"My dear boy," he said, taking both my hands and pressing them, "are you badly hurt?"
I showed him my back, and said I felt most pain in my side, and whereupon I suffered ten excruciating pains in one as he extracted the piece of flat coral from my face. He then called one of the boat's crew, and told him to take off his shirt, one sleeve of which he tore off and bound up Lālia's arm. He then gave her the mutilated garment to cover her bare body, saying in his old cheerful manner that her husband was all right, and was out searching the beaches for her. She made a gesture of indifference, and then fainted away. As soon as she revived she was lifted into the boat, and we pushed off for the village.
The Captain kept pressing my hand all the way over, and told me that since daylight he had been looking among the wreckage coming ashore and searching the beach for me, when some one saw our three figures in the cocoa-nut grove, and said two were white. Hayston knew this must be Lālia and myself, as she had a very fair skin. He was sincerely pleased at my escape, and no words need express my relief at his safety.
He took us forthwith to one of the villagers' houses, and told the people to attend to us, and see that we wanted for nothing. He further insisted that I should not attempt to render him any assistance until I was perfectly recovered. I could only nod acquiescence, as my side was paining me terribly.
A warm grasp of my hand and a kind look to Lālia and he was gone.
One of the Kusaie women in the house told us that a message had gone up to the king, and that a native doctor named Srulik would soon come down and cure my back with leaves in the island fashion. She also informed Lālia that her husband had gone away in a canoe to look for her body, with two natives, but that he had come across a case of gin, and was now dead drunk on the opposite side of Utwé. It is hardly to be expected that a young girl could feel love for a man of her husband's years; but tears of humiliation coursed down her cheeks when the woman added that he had already asked an Ocean Island girl to be wife to him.
About four o'clock in the afternoon messengers arrived from Lêlé with a message of regret from the king to Captain Hayston, and an invitation for me to Chabral harbour, so that I could get better quickly; and he could send his own boat for me. But I did not want to be separated from the Captain, and said I would come and visit him when I got permission.
Queen Sê sent me a large basket of cooked pigeons and fruit. Taking out a few for myself and Lālia, I sent the rest to the Captain, who was glad of them for his weary and hungry men.
For the next few days I suffered fearfully with the pain in my side, and though the Captain visited me twice a day, and tried all he could to cheer me up, I fell into a hopeless state of despondency. All the time Lālia had remained in the house, her husband, not having finished the case of gin, never coming near her. Her stepsons and daughters disliked her, and therefore avoided the house where we were staying.
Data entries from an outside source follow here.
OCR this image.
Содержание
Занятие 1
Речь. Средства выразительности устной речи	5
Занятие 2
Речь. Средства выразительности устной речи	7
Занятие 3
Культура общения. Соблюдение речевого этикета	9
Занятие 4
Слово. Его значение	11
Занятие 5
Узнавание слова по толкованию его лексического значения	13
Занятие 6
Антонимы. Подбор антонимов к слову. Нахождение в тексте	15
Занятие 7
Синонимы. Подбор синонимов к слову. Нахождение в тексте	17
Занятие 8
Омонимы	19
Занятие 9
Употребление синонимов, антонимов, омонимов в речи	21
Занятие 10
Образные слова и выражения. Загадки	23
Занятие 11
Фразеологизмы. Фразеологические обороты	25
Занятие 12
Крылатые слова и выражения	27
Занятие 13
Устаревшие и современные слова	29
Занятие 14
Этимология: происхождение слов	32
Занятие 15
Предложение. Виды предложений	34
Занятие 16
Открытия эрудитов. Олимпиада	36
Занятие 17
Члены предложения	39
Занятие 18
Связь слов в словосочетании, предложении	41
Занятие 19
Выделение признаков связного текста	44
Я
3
The Captain told me that her arm was cut to the bone, and that the trade chest that had fallen against her had injured one foot badly. Never as long as I live shall I forget the unwearied attention and kindness which the poor girl showed me during our stay in the village. Though lame, and with only the use of one arm, she never left my side, and strove by every means in her power to allay the agony I endured—answering to my petulance and irritability only with smiles and kind words.